Es ist ein Experiment. Eine Erfahrung. Ein Erlebnis. Und für drei von vieren ein Erstkontakt mit einer ihnen bis dahin fremden Sportart. Golf. Der ehemalige zwölffache Schwimm-Weltmeister Thomas Lurz (37), der zweimalige Olympia-Fechter Dieter Schneider (58), die Kabarettistin Birgit Süß (52) und die Sportredakteurin Natalie Greß (40) wollen zusammen herausfinden, ob der Spaß im wahrsten Sinne des Wortes oder doch eher im übertragenen ein Loch hat. In zwölf Übungsstunden innerhalb von vier Wochen erarbeitet sich das Quartett im Golf Club Würzburg (GCW) die Platzreife, also die Berechtigung, auf einer Golfanlage spielen zu dürfen. Es wird in dieser Zeit viel um Haltung gehen – die äußere, von der maßgeblich abhängt, ob der Golfschwung gelingt; aber auch die innere, mit der man zwangsläufig konfrontiert wird. Denn über kaum eine Sportart – seit 2016 ist sie übrigens wieder olympisch – gibt es so viele Stereotype wie über diese. Auch die vier aus der Gruppe, die bis dahin der Generation Nicht-Golf angehört haben, verraten beim Vortreffen ihre Vorurteile.

Thomas Lurz: Golf ist auf Amateurebene nicht wirklich ein Sport, sondern kommunikative Entspannung in der Natur.

Dieter Schneider: Golf ist für Leute mit zu viel Zeit.

Birgit Süß: Golf ist langweilig und zu teuer.

Natalie Greß: Golf ist elitär und spießig.

Stimmt's?
 

Der Erstkontakt

Aller Anfang ist schwer. Und aller Anfang beginnt im Golf auf der Driving Range – einer Art Bullenwiese für blutige Anfänger, die den Rasen kaputtmachen und daher aus gutem Grund noch nicht auf den Platz dürfen. Viele kahle, braue Stellen klaffen am Abschlag wie verschorfte Wunden im Grün. Es ist ein Mittwoch, die Sonne scheint, und „Pro“ Stuart Bannerman empfängt uns am schicken Clubhaus, vor dem die vielen standesschicken Autos all der golfschick gekleideten Mitglieder parken. Es ist die erwartet andere Welt, in die wir teils mit Skepsis eintreten.
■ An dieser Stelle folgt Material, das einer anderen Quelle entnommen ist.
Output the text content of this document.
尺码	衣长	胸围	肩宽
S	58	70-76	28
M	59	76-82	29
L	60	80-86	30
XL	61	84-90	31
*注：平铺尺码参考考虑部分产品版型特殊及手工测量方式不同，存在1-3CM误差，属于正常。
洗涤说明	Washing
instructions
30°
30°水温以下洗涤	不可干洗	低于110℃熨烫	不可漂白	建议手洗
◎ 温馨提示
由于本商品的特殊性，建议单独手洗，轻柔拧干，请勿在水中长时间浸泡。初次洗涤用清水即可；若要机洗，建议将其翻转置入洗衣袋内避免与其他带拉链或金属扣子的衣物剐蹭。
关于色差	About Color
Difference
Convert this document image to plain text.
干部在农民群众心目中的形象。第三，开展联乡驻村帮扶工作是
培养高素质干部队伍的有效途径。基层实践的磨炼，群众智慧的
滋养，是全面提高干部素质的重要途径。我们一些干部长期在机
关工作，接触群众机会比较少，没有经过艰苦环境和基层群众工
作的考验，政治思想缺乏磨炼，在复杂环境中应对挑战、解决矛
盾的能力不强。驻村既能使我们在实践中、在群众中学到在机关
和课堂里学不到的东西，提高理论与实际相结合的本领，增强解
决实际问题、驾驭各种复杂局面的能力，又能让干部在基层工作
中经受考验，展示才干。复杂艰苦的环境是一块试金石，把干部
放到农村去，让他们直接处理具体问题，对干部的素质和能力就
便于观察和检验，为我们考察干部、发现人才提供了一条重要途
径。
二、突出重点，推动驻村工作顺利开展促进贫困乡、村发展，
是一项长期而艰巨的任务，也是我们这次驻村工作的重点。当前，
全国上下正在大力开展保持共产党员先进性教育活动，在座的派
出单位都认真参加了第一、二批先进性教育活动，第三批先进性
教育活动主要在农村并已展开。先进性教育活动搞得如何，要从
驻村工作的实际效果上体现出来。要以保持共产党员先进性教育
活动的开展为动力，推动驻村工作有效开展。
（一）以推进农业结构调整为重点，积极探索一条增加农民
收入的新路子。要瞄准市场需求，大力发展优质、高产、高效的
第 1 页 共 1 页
„Pro“ steht für „Professional“ – und nicht etwa für die mit fränkischem „B“ ausgesprochene amerikanische Abkürzung von „Brother“, wie man denken könnte, wenn man allzu begeistert der irren Idee aufliegt, Golfer könnten doch cooler sein als ihr Ruf und sich was vom Gangsterrap geklaut haben. Nur einer fehlt: Thomas Lurz strapaziert gleich in der ersten Stunde Dieter Schneiders Vorurteil: Er glänzt mit Abwesenheit, weil er arbeiten muss und nicht genügend Zeit übrig hat. Immerhin hat er als Einziger aus der Gruppe schon mal einen Golfschläger in der Hand gehalten.

Stuart (47), unser Coach, stammt aus Aberdeeen in Schottland, wo Golf Volkssport ist und im 15. Jahrhundert seinen Ursprung haben soll. Sein Vater nahm am Ryder Cup teil, einem der bekanntesten Turniere der Welt, bei dem alle zwei Jahre die besten Golfer aus Europa und den USA gegeneinander antreten. Seit 44 Jahren spielt Stuart Golf. Für uns ist er ab jetzt eben auch unser „Bruder“.

Mit charmantem schottisch-fränkischem Akzent erklärt er uns, dass der Durchmesser eines Golflochs 10,79 Zentimeter beträgt, wie man den Schläger hält und welche Eisengröße bei welchem Schlag gefragt ist. Dann zeigt er uns, wie der Golfschwung funktioniert und was der Unterschied zwischen Pitchen, Chippen und Putten ist. Bereits nach den ersten drei Stunden haben wir viel gelernt.

Lektion eins

Dieter Schneider: Was so einfach aussieht, ist hochkomplex. Der Golfschwung ist vor allem eine mentale Herausforderung. Man muss sich richtig konzentrieren, um den Ball nicht nur überhaupt zu treffen, sondern auch in die richtige Richtung zu schlagen.

Birgit Süß: Der Grat zwischen Freude und Frust ist im Golf sehr schmal. Kein Wunder, dass hier so viel geflucht wird! Man darf auf jeden Fall nicht anderen Gedanken nachhängen, sondern muss voll fokussiert sein.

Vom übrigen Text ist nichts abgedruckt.